Thread (26 messages) 26 messages, 4 authors, 2024-01-15

Re: [PATCH v11 2/5] ring-buffer: Introducing ring-buffer mapping functions

From: Steven Rostedt <rostedt@goodmis.org>
Date: 2024-01-12 15:05:38
Also in: lkml

On Fri, 12 Jan 2024 09:13:02 +0000
Vincent Donnefort [off-list ref] wrote:
quoted
quoted
+
+	unsigned long	subbufs_touched;
+	unsigned long	subbufs_lost;
+	unsigned long	subbufs_read;  
Now I'm thinking we may not want this exported, as I'm not sure it's useful.  
touched and lost are not useful now, but it'll be for my support of the
hypervisor tracing, that's why I added them already.

subbufs_read could probably go away though as even in that case I can track that
in the reader.
Yeah, but I think we can leave it off for now.

This is something we could extend the structure with. In fact, it can be
different for different buffers!

That is, since they are pretty meaningless for the normal ring buffer, I
don't think we need to export it. But if it's useful for your hypervisor
buffer, it can export it. It would be a good test to know if the extension
works. Of course, that means if the normal ring buffer needs more info, it
must also include this as well, as it will already be part of the extended
structure.

quoted
Vincent, talking with Mathieu, he was suggesting that we only export what
we really need, and I don't think we need the above. Especially since they
are not exposed in the stats file.

  
quoted
+
+	struct {
+		unsigned long	lost_events;
+		__u32		id;
+		__u32		read;
+	} reader;  
The above is definitely needed, as all of it is used to read the
reader-page of the sub-buffer.

lost_events is the number of lost events that happened before this
sub-buffer was swapped out.

Hmm, Vincent, I just notice that you update the lost_events as:
  
quoted
+static void rb_update_meta_page(struct ring_buffer_per_cpu *cpu_buffer)
+{
+	struct trace_buffer_meta *meta = cpu_buffer->meta_page;
+
+	WRITE_ONCE(meta->entries, local_read(&cpu_buffer->entries));
+	WRITE_ONCE(meta->overrun, local_read(&cpu_buffer->overrun));
+	WRITE_ONCE(meta->read, cpu_buffer->read);
+
+	WRITE_ONCE(meta->subbufs_touched, local_read(&cpu_buffer->pages_touched));
+	WRITE_ONCE(meta->subbufs_lost, local_read(&cpu_buffer->pages_lost));
+	WRITE_ONCE(meta->subbufs_read, local_read(&cpu_buffer->pages_read));
+
+	WRITE_ONCE(meta->reader.read, cpu_buffer->reader_page->read);
+	WRITE_ONCE(meta->reader.id, cpu_buffer->reader_page->id);
+	WRITE_ONCE(meta->reader.lost_events, cpu_buffer->lost_events);
+}  
The lost_events may need to be handled differently, as it doesn't always
get cleared. So it may be stale data.  
My idea was to check this value after the ioctl(). If > 0 then events were lost
between the that ioctl() and the previous swap.

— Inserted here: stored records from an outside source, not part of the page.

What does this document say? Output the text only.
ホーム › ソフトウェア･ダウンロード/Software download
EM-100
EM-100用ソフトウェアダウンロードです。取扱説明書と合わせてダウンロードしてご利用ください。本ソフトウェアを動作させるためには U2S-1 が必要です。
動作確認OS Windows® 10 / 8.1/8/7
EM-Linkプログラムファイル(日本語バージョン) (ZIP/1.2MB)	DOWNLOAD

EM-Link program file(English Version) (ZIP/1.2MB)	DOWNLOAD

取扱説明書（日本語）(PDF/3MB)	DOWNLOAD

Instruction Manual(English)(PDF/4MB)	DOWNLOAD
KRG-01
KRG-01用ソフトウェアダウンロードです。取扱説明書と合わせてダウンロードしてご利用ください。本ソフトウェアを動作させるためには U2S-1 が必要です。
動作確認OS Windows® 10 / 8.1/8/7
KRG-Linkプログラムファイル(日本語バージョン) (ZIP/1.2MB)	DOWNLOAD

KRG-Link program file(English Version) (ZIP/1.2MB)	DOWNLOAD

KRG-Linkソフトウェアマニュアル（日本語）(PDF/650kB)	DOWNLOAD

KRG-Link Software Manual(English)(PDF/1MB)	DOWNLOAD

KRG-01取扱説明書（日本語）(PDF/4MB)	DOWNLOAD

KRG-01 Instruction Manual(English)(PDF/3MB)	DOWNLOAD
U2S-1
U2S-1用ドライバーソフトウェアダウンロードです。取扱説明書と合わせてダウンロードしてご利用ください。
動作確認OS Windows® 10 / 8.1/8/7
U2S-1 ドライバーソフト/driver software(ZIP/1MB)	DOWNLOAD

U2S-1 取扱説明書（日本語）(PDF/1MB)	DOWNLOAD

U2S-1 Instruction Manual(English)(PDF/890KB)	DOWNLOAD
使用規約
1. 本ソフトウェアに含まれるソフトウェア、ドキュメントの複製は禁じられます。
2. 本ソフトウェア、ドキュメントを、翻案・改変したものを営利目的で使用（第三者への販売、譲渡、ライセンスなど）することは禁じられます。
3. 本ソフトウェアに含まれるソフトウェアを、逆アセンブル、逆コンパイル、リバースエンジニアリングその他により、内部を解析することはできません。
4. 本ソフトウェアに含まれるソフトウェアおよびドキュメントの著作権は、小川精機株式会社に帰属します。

But now if with "[PATCH] ring-buffer: Have mmapped ring buffer keep track of
missed events" we put this information in the page itself, we can get rid of
this field.
I'm thinking both may be good, as the number of dropped events are not
added if there's no room to put it at the end of the ring buffer. When
there's no room, it just sets a flag that there was missed events but
doesn't give how many events were missed.

If anything, it should be in both locations. In the sub-buffer header, to
be consistent with the read/splice version, and in the meta page were if
there's no room to add the count, it can be accessed in the meta page.